Lo spazio scenico è stato progettato e colorato per riflettere le caratteristiche uniche di ogni personaggio e per portarci nel cuore della loro psicologia. Somebody si avvale di una fotografia nitida, sfruttando le suggestioni dell’iperrealismo. Sfrutta anche il simbolismo, come il labirinto, o le strutture claustrofobiche, come i silos, e gioca con i contrasti tra luce e ombra, notte e giorno. La mania per i dettagli di Jung Ji-woo è un altro tratto distintivo. Una resa meticolosa che si avvale di numerosi richiami alla cultura pop e ai classici del mistero e del noir per sottolineare le emozioni anche nella scena più insignificante. Tra un dettaglio cruento e uno intimo, Somebody non rinuncia a seminare qua e là un pizzico di verve ironica che rende il thriller ancor più agghiacciante, come le conversazioni con Someone o i tentativi delle protagoniste di trovare l’espressione più adatta durante il coito.

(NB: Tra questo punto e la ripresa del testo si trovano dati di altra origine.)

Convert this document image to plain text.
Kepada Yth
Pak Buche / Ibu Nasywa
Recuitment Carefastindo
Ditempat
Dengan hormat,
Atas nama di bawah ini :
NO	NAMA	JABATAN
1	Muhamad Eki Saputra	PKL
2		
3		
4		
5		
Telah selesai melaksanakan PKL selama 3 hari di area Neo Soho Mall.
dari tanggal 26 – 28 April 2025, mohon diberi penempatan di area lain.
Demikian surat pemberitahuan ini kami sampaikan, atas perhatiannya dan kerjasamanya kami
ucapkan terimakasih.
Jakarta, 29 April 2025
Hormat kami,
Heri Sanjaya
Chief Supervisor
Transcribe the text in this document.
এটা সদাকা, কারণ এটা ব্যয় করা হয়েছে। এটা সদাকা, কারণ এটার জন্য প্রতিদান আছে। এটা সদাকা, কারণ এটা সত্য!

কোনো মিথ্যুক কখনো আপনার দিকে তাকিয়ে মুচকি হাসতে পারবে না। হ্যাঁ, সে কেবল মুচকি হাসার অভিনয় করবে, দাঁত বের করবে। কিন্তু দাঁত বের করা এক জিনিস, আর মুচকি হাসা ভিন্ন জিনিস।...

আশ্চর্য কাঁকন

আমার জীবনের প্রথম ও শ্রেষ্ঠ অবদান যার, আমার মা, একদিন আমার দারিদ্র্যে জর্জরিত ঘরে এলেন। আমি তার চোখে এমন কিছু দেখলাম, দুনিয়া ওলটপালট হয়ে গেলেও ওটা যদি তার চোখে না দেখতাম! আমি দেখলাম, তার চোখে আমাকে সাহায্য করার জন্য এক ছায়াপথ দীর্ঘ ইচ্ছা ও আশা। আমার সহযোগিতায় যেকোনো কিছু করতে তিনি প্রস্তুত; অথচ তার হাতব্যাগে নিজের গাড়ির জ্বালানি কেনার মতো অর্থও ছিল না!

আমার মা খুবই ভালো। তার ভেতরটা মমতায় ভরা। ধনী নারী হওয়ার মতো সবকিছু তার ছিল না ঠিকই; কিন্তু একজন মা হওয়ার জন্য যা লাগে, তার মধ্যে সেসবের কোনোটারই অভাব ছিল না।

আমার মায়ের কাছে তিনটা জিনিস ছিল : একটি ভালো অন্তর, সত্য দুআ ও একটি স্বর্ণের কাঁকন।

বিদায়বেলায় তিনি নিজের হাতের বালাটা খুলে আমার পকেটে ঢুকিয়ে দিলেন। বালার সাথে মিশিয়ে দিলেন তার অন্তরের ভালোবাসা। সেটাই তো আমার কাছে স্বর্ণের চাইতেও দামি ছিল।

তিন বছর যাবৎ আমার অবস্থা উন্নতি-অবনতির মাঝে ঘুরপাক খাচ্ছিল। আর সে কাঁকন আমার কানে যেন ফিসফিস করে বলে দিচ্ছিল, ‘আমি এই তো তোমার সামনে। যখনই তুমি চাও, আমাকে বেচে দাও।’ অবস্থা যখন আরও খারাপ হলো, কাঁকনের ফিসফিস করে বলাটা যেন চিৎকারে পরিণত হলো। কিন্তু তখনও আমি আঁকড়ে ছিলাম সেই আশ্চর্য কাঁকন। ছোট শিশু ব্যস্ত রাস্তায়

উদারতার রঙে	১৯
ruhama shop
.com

I modi in cui le persone si incontrano sono cambiati nel corso del tempo. Le storie dei melodrammi sono cambiate molto dopo l’invenzione dei cellulari. Man mano che si creano più relazioni umane nei social network o nelle app di appuntamenti, verranno create storie più originali su queste connessioni.
Jung Ji-woo
Somebody è una serie unica nel suo genere, ricca di distorsioni e visioni multistrato, che esige tempo e pazienza. Jung Ji-woo ha sviluppato in mondo artistico delle tematiche sociali attuali, inquadrandone i pericoli e sondando la psicologia umana. Il regista preferisce il silenzio alle grida; un andamento più riflessivo a uno frenetico, proprio dei thriller; i non-detti alle sottolineature didascaliche. All’inizio si fa fatica, ma una volta sintonizzati alla giusta frequenza, veniamo agganciati da una narrazione insolita e originale, raccapricciante e ipnotica, erotica e inquietante, in cui non sappiamo mai quali sorprese ci attendono dietro l’angolo.